Electricity will keep pumping from the Grand Gulf Nuclear Station for at least two more decades.
The plant had its operating license renewed for an additional 20 years through Nov. 1, 2044, the U.S. Nuclear Regulatory Commission announced Thursday.
The Grand Gulf plant in Port Gibson was the first and remains the only nuclear power plant to produce electricity in Mississippi. The plant contributes power into Entergy’s service territory, delivering about 1.2 gigawatts of electricity to its customers.
Jami Cameron, a spokeswoman for Entergy, said the Grand Gulf plant produces 18.5 percent of the state’s electricity.
She said the a renewal process took five years of providing documentation to the NRC “to ensure that we could run safely, reliably and securely for another 20 years.”
Cameron said the plant’s current license runs through Nov. 1, 2024.
“We feel it just verifies that our commitment is not just to ongoing operations but also to the safety and security of environmental stewardship and we get to do it for years to come,” Carmeron said.
Mississippi Public Service Commission Chairman Brandon Presley said Thursday that extending the plant’s license is significant for the environment and economic health of the state because the plant does not emit pollutants and greenhouse gases associated with burning fossil fuels.

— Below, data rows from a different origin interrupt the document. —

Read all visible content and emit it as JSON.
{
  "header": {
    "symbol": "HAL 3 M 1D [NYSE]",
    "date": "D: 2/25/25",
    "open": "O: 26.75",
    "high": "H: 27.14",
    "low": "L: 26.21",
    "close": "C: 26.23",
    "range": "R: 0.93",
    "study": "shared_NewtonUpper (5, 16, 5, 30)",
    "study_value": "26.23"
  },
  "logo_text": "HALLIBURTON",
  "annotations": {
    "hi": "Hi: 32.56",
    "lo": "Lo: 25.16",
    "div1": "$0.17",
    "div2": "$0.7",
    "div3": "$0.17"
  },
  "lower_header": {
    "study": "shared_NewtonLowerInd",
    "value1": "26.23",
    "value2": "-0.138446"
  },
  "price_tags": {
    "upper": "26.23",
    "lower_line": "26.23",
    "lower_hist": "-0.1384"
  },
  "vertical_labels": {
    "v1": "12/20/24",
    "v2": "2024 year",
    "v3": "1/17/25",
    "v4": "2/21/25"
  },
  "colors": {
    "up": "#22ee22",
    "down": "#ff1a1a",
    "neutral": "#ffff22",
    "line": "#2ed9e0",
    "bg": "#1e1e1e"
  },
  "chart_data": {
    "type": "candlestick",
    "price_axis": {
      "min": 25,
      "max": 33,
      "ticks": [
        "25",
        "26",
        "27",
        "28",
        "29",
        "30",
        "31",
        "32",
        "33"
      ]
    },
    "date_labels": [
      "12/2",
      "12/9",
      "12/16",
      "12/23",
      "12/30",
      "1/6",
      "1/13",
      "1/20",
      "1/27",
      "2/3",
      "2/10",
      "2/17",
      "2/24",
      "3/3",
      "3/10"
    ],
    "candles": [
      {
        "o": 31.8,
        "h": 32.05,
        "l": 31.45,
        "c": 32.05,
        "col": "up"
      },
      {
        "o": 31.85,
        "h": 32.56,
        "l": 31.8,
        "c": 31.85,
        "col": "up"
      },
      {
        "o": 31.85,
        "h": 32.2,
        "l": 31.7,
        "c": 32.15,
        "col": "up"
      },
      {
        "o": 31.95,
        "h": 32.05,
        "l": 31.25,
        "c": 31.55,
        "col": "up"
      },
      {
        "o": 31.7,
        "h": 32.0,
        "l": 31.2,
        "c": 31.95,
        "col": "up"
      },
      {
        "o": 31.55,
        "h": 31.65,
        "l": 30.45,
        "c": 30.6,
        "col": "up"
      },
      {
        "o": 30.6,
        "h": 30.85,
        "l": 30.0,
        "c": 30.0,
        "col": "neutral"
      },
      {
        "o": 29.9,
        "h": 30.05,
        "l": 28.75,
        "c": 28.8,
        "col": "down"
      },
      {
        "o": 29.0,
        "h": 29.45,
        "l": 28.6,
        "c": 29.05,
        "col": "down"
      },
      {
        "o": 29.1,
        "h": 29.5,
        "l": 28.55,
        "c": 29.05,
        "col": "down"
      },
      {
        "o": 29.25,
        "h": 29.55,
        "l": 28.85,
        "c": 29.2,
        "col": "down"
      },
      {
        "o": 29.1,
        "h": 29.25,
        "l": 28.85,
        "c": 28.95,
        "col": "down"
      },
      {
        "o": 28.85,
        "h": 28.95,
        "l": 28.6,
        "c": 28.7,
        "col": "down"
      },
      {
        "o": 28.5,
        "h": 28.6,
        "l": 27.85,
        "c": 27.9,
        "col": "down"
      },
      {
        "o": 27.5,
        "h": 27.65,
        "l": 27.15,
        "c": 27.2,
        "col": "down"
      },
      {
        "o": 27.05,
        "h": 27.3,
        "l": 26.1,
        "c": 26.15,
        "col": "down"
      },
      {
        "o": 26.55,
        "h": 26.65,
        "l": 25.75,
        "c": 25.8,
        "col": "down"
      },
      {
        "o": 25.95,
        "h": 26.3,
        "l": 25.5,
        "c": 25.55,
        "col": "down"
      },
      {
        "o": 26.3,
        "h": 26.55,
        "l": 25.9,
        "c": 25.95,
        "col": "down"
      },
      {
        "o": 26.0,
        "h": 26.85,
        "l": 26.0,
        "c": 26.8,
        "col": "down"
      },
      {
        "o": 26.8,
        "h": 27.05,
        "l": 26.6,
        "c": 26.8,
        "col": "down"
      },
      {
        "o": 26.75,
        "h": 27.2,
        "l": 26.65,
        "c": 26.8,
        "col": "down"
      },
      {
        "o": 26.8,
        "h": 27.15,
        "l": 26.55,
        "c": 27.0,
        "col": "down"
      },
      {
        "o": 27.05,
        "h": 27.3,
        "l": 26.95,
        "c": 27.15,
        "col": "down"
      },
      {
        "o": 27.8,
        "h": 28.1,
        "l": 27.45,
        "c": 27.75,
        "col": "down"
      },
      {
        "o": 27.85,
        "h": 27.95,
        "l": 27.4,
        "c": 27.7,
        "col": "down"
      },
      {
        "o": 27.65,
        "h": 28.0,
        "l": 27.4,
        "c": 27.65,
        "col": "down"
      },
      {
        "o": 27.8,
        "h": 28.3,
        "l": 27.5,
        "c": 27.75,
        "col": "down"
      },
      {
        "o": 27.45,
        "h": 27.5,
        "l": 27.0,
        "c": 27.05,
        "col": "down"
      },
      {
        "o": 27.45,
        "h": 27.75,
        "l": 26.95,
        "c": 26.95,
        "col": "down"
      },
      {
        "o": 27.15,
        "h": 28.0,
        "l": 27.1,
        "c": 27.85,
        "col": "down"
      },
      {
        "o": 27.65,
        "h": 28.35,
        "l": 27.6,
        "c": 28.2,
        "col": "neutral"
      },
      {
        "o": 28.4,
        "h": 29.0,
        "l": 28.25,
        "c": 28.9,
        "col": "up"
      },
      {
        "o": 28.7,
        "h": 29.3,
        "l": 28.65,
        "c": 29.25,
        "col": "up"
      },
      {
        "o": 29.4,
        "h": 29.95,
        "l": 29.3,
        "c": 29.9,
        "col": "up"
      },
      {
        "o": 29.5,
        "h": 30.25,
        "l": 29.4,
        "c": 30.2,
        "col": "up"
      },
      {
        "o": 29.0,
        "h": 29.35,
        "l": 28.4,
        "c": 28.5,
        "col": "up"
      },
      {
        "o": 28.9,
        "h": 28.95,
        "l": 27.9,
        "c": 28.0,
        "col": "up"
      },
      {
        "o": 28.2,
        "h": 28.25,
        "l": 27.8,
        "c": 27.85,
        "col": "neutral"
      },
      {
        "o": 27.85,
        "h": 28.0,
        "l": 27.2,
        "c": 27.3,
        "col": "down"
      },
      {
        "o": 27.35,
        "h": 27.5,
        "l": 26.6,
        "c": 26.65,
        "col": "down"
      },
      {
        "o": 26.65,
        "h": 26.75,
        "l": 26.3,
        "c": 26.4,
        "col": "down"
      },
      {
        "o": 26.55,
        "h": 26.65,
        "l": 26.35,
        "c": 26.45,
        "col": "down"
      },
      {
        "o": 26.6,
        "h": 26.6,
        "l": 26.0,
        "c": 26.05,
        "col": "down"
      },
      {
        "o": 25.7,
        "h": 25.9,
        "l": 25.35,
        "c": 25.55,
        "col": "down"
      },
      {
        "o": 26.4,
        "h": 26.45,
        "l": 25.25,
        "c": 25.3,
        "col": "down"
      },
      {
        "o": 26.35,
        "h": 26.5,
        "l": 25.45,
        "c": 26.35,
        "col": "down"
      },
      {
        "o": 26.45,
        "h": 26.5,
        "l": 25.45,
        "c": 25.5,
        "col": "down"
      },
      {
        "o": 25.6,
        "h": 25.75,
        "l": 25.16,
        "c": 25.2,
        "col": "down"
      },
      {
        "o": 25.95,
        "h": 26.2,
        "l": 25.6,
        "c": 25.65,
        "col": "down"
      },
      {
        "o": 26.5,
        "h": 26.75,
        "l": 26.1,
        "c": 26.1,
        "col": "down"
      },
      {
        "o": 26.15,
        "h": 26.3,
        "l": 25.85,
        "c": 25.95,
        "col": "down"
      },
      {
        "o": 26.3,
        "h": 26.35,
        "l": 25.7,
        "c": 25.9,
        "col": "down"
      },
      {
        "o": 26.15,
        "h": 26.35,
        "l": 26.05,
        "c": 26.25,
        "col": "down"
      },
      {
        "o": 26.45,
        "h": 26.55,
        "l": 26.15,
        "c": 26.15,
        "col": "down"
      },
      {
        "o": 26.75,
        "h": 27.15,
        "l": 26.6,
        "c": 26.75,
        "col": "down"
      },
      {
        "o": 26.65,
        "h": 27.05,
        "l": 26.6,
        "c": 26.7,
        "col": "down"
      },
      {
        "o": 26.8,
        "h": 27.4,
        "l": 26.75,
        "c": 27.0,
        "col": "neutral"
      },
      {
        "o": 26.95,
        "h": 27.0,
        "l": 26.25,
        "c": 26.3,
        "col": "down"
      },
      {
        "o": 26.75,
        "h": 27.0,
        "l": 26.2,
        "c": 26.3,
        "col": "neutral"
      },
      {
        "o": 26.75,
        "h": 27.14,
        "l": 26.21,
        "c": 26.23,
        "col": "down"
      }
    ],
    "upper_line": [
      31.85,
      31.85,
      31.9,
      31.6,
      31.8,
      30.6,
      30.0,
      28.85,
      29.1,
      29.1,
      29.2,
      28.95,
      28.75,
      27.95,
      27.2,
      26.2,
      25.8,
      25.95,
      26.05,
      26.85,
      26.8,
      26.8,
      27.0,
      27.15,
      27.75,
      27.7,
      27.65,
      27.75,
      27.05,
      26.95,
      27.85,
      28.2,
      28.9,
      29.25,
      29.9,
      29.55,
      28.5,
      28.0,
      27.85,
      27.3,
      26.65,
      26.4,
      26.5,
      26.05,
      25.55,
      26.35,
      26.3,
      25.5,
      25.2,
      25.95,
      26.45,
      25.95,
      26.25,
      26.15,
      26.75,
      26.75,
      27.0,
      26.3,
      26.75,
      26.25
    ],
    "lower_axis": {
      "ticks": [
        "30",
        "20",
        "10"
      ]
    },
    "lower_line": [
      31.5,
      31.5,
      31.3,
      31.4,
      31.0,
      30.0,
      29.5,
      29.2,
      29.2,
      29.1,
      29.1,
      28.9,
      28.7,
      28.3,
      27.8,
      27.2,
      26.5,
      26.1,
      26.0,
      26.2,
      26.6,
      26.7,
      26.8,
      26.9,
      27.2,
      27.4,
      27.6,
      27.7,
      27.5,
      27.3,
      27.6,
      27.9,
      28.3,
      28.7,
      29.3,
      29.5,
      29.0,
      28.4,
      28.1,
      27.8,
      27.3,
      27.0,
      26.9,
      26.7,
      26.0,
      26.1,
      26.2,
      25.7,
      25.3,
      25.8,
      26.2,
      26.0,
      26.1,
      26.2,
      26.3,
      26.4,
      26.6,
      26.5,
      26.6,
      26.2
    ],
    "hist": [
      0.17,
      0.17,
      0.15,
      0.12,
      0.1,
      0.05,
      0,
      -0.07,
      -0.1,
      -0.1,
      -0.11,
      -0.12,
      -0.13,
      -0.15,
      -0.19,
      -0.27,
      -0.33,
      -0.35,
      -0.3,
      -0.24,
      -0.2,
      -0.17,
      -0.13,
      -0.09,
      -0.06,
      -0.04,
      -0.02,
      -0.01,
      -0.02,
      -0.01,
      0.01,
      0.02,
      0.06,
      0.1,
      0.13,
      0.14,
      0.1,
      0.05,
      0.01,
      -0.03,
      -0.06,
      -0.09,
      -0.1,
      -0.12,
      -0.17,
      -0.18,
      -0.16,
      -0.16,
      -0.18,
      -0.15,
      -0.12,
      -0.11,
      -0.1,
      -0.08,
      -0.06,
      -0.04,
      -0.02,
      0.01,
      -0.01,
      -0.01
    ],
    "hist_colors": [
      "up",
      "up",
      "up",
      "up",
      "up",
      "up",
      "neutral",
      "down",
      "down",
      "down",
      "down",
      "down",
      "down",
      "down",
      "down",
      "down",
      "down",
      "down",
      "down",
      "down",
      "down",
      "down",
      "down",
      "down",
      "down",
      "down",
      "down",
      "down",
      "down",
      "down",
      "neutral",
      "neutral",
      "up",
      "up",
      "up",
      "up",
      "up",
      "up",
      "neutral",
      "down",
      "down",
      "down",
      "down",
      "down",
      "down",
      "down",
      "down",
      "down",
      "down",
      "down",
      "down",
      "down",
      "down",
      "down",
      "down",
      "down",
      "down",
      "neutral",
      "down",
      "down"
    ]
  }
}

“This extension will allow rates to remain low and affordable for the people of Mississippi for the next 20 years,” Presley said in a statement.
Construction on Grand Gulf was completed in 1985. After a 2012 upgrade, the facility became the largest single-unit nuclear generating station in the U.S. and the fifth largest in the world, according to information from Entergy.
The Nuclear Regulatory Commission is also conducting a special inspection of the plant’s operations after maintenance issues caused the plant to suspend operations on Sept. 8.
Entergy expects the plant to come back on line in January after a thorough review of procedures, processes and protocols, Cameron said.